Schematic drawing of a plant cell invaded by a haustorium illustrating routes for pathogenicity factor delivery. Apoplastic proteins (black circles) are secreted via the conventional secretory pathway (1). This involves entry into the endoplasmic reticulum (ER) followed by passage through the Golgi apparatus and sorting into secretory vesicles which fuse to the Phytophthora plasma membrane (PM) (2). The sequences of RXLR effectors (crosses) include signal peptides and thus they also enter the ER. Evidence from two RXLR effectors indicates that they are then secreted by a different, unknown route and are translocated into host cells. One possibility might be that they are sorted into a distinct domain of the ER (3) which may then cleave off from the rest of the ER, perhaps as an exosome positive organelle (EXPO). This is an autophagosome‐like body that is thought to form by the ER extending, curling back on itself, and engulfing cytoplasm (Wang et al., 2010). The EXPO may then fuse with the PM. In what form the RXLRs exist in the apoplast is unknown. They may be free proteins, in protein complexes, or associated with extracellular vesicles (EVs). They may be associated with the exterior, presumably proteinaceous coat, of the EVs or inside them.

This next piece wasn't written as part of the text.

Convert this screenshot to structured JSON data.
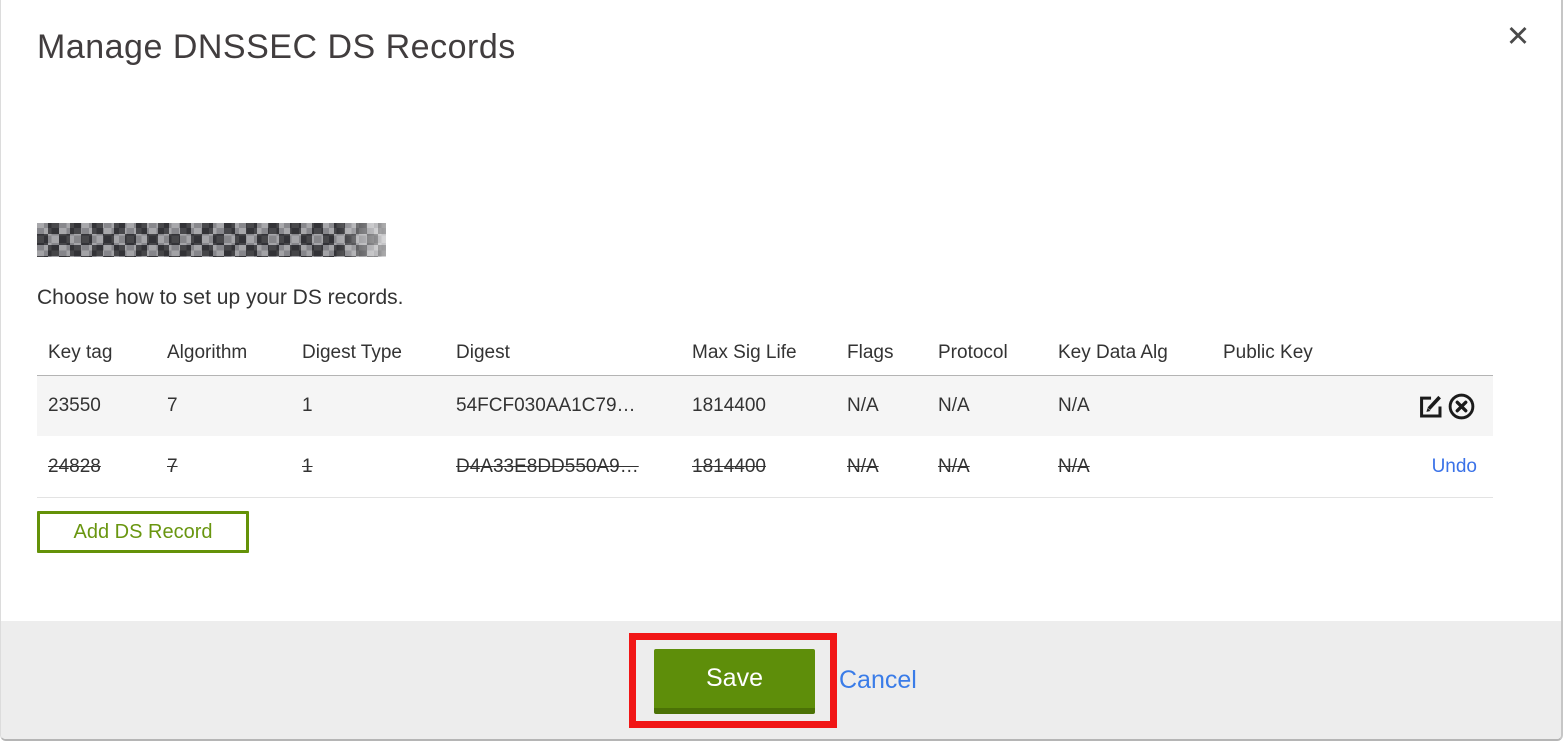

How the latter might occur is unknown. Once released into the apoplast the RXLR effectors could be taken into host cells by endocytosis (4). If the RXLR effectors are taken up as proteins or associated with the exterior of EVs, how they then exit the endosomes to access the plant cell interior is unknown (5). If they were inside EVs then the EVs could potentially fuse with the endosome membranes and thereby release their contents (6). Cross‐kingdom delivery of RNA molecules has been shown to involve EVs (7) (Buck et al., 2014; Cai et al., 2018). The RNAs could be taken up from the cytoplasm of the pathogen by invagination of the outer membranes of multivesicular bodies (MVBs). The MVBs then fuse with the PM to release RNA‐carrying EVs which can be endocytosed by the host cells. As suggested for RXLR effectors the RNA could be released into the host cell by fusion of the endocytosed EVs with the endosome membrane.

Fig. 5

Confocal projection images showing the accumulation of cell components around P. infestans haustoria. (a) An image of the infection of a transgenic plant expressing GFP in the endoplasmic reticulum (ER; green) by a P. infestans transformant expressing the tdTomato fluorescent protein (magenta). Haustoria can be seen outlined in GFP‐labelled ER (arrowheads). Several of the haustoria have nuclei adjacent to them (arrows). (b) A higher magnification image of a haustorium from a tagRFP‐Lifeact transformant (in which actin plaques are evident as bright magenta spots) surrounded by GFP‐labelled host ER. (c) The association of nuclei with haustoria is more clearly visible in this image of a transgenic plant expressing a CFP‐histone 2B fusion (blue) infected with the same P. infestans transformant (red). Endosomes, such as those labelled by a YFP‐tagged exocyst subunit, Sec5 (d), and peroxisomes, labelled by mRFP‐SRL (in magenta in (e)) are also observed to cluster around haustoria. Haustoria are indicated by arrowheads in (e). Bars, 10 µm.